The real danger goes beyond the demagoguery of Trump and the racist bile of some of his supporters. The danger is that the way we live our lives as Americans, no matter our optimism about the future, is no longer sustainable.

We can’t continue to live with the current level of income inequality. Hard working people are working longer hours for less pay. And politicians and their benefactors continue to argue for trade policies that have decimated the working class in this country. We can’t continue to lock up black and brown people or watch them killed in cold blood by people sworn to protect us or fail to publicly educate all of our children. We can’t continue to bomb people around the world into oblivion.

We can’t even approximate a robust idea of the public good when filthy rich people believe that the only role of government is to facilitate the transfer of public dollars into private hands, and the function of politicians is to make us believe that it is in our best interest that we allow such a thing to happen.

In the end, Donald Trump is just an exaggerated indication of the rot that is at the heart of this country. That fact of Trump alone, and the democratic anguish that goes with it, cannot be the only rationale to support Hillary Clinton. Something more substantive is required of us—of her.

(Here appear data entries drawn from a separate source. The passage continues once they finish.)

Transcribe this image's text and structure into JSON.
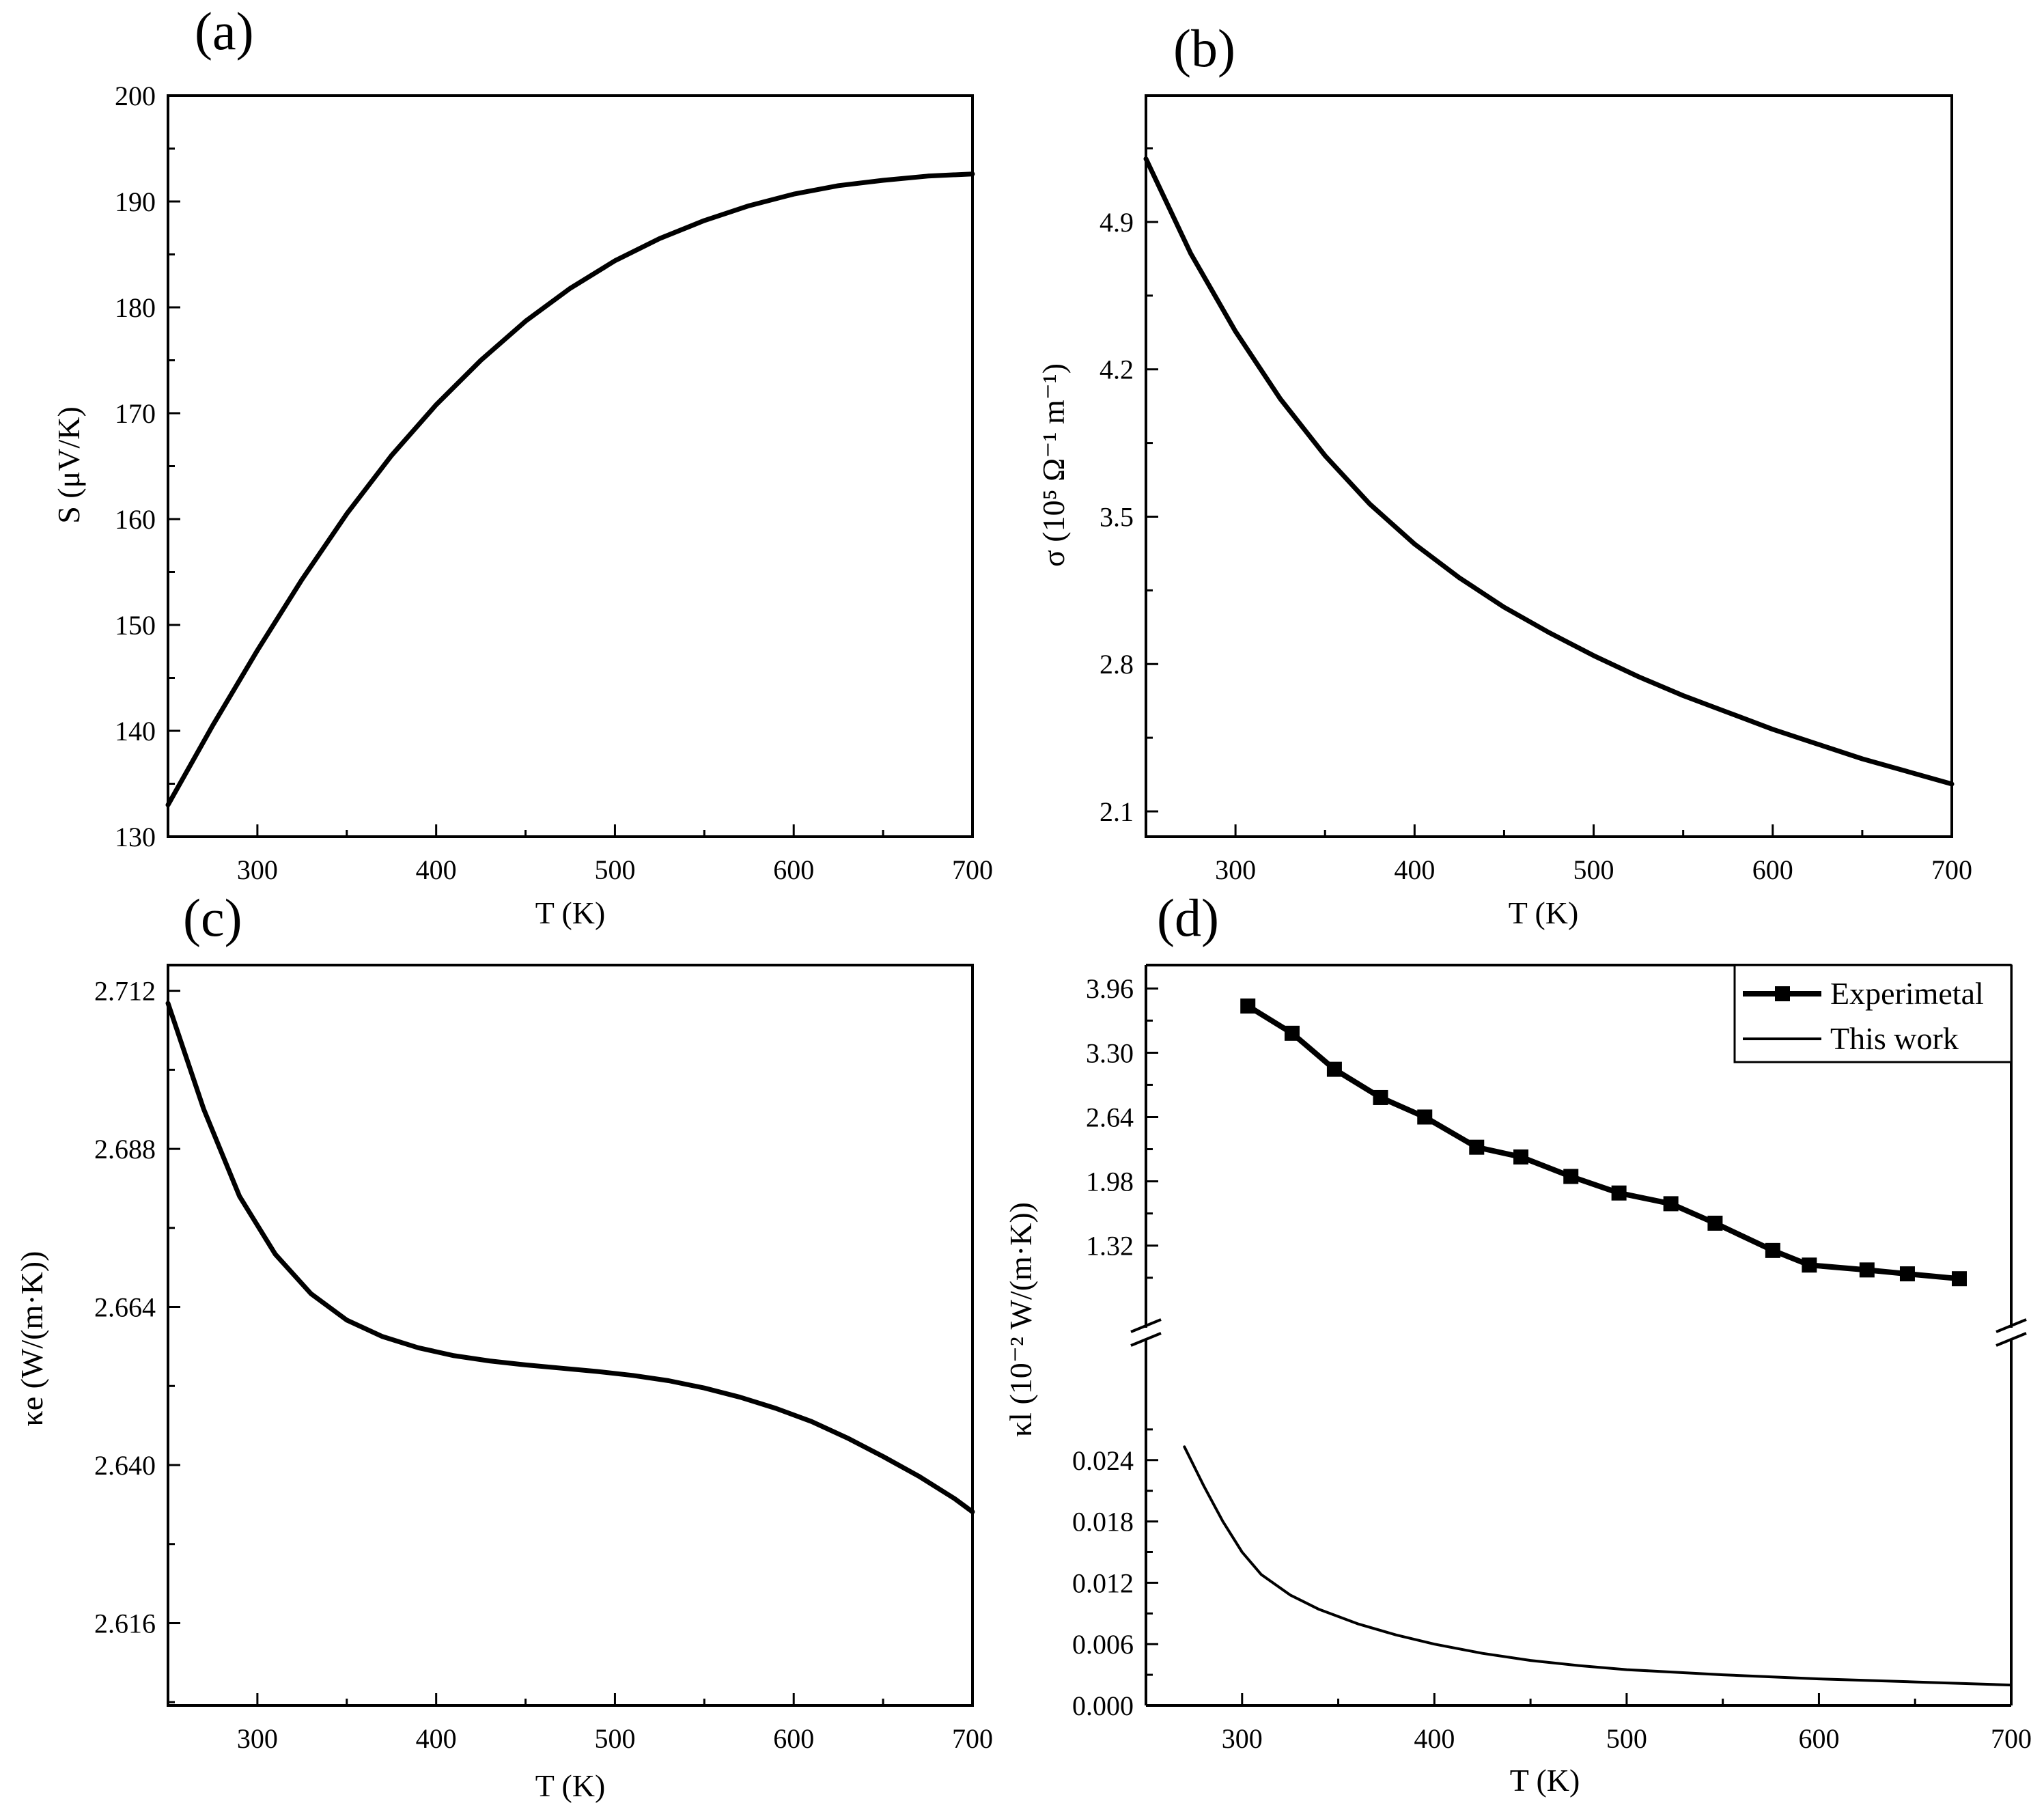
{
  "figure": {
    "background": "#ffffff",
    "line_color": "#000000"
  },
  "chart_data": [
    {
      "panel": "(a)",
      "type": "line",
      "title": "",
      "xlabel": "T (K)",
      "ylabel": "S (μV/K)",
      "xlim": [
        250,
        700
      ],
      "ylim": [
        130,
        200
      ],
      "xticks": [
        "300",
        "400",
        "500",
        "600",
        "700"
      ],
      "yticks": [
        "130",
        "140",
        "150",
        "160",
        "170",
        "180",
        "190",
        "200"
      ],
      "series": [
        {
          "name": "S",
          "x": [
            250,
            275,
            300,
            325,
            350,
            375,
            400,
            425,
            450,
            475,
            500,
            525,
            550,
            575,
            600,
            625,
            650,
            675,
            700
          ],
          "y": [
            133.0,
            140.5,
            147.6,
            154.3,
            160.5,
            166.0,
            170.8,
            175.0,
            178.7,
            181.8,
            184.4,
            186.5,
            188.2,
            189.6,
            190.7,
            191.5,
            192.0,
            192.4,
            192.6
          ]
        }
      ]
    },
    {
      "panel": "(b)",
      "type": "line",
      "title": "",
      "xlabel": "T (K)",
      "ylabel": "σ (10⁵ Ω⁻¹ m⁻¹)",
      "xlim": [
        250,
        700
      ],
      "ylim": [
        1.98,
        5.5
      ],
      "xticks": [
        "300",
        "400",
        "500",
        "600",
        "700"
      ],
      "yticks": [
        "2.1",
        "2.8",
        "3.5",
        "4.2",
        "4.9"
      ],
      "series": [
        {
          "name": "σ",
          "x": [
            250,
            275,
            300,
            325,
            350,
            375,
            400,
            425,
            450,
            475,
            500,
            525,
            550,
            575,
            600,
            625,
            650,
            675,
            700
          ],
          "y": [
            5.2,
            4.75,
            4.38,
            4.06,
            3.79,
            3.56,
            3.37,
            3.21,
            3.07,
            2.95,
            2.84,
            2.74,
            2.65,
            2.57,
            2.49,
            2.42,
            2.35,
            2.29,
            2.23
          ]
        }
      ]
    },
    {
      "panel": "(c)",
      "type": "line",
      "title": "",
      "xlabel": "T (K)",
      "ylabel": "κe (W/(m·K))",
      "xlim": [
        250,
        700
      ],
      "ylim": [
        2.6035,
        2.7159
      ],
      "xticks": [
        "300",
        "400",
        "500",
        "600",
        "700"
      ],
      "yticks": [
        "2.616",
        "2.640",
        "2.664",
        "2.688",
        "2.712"
      ],
      "series": [
        {
          "name": "κe",
          "x": [
            250,
            270,
            290,
            310,
            330,
            350,
            370,
            390,
            410,
            430,
            450,
            470,
            490,
            510,
            530,
            550,
            570,
            590,
            610,
            630,
            650,
            670,
            690,
            700
          ],
          "y": [
            2.7101,
            2.694,
            2.6808,
            2.672,
            2.666,
            2.662,
            2.6595,
            2.6578,
            2.6566,
            2.6558,
            2.6552,
            2.6547,
            2.6542,
            2.6536,
            2.6528,
            2.6517,
            2.6503,
            2.6486,
            2.6466,
            2.6441,
            2.6413,
            2.6383,
            2.6349,
            2.6329
          ]
        }
      ]
    },
    {
      "panel": "(d)",
      "type": "line",
      "title": "",
      "xlabel": "T (K)",
      "ylabel": "κl (10⁻² W/(m·K))",
      "xlim": [
        250,
        700
      ],
      "axis_break": true,
      "lower_ylim": [
        0,
        0.0312
      ],
      "upper_ylim": [
        0.75,
        4.2
      ],
      "xticks": [
        "300",
        "400",
        "500",
        "600",
        "700"
      ],
      "lower_yticks": [
        "0.000",
        "0.006",
        "0.012",
        "0.018",
        "0.024"
      ],
      "upper_yticks": [
        "1.32",
        "1.98",
        "2.64",
        "3.30",
        "3.96"
      ],
      "legend": {
        "position": "top-right",
        "entries": [
          "Experimetal",
          "This work"
        ]
      },
      "series": [
        {
          "name": "Experimetal",
          "marker": "square",
          "segment": "upper",
          "x": [
            303,
            326,
            348,
            372,
            395,
            422,
            445,
            471,
            496,
            523,
            546,
            576,
            595,
            625,
            646,
            673
          ],
          "y": [
            3.78,
            3.5,
            3.13,
            2.84,
            2.64,
            2.33,
            2.23,
            2.03,
            1.86,
            1.75,
            1.55,
            1.27,
            1.12,
            1.07,
            1.03,
            0.98
          ]
        },
        {
          "name": "This work",
          "marker": "none",
          "segment": "lower",
          "x": [
            270,
            280,
            290,
            300,
            310,
            325,
            340,
            360,
            380,
            400,
            425,
            450,
            475,
            500,
            550,
            600,
            650,
            700
          ],
          "y": [
            0.0253,
            0.0215,
            0.018,
            0.015,
            0.0128,
            0.0108,
            0.0094,
            0.008,
            0.0069,
            0.006,
            0.0051,
            0.0044,
            0.0039,
            0.0035,
            0.003,
            0.0026,
            0.0023,
            0.002
          ]
        }
      ]
    }
  ]
}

Many, despite what I’ve written, will still vote for Clinton. I do not fault them—especially if they live in a hotly contested state like Ohio or Florida. Vote for Clinton to keep Trump out of office. I completely understand that. But I can’t vote for her.

I will vote down ballot, focusing my attention on congressional, state, and local elections. And I will leave the presidential ballot blank. I have to turn my back on the Democratic Party that repeatedly turns its back on the most vulnerable in this country, because the Party believes they have nowhere else to go. That false belief betrays a fundamental misunderstanding of this period of democratic awakening.

We find ourselves in a peculiar moment in American history, crystallized by profound grief and the hard, pressing work of imagining a future under siege by the callousness and greed of the present. A renewed democratic faith in each other is required to change our course. Thin imaginations will seal our fate. But, I see that faith blossoming throughout the country (even with all the tears and anguish). The Sanders’ campaign was just one bloom. Everyday people are standing in democratic opposition, shouting with Melville’s Bartleby Scrivener, “I prefer not…”

I will say the same to Hillary Clinton come election time.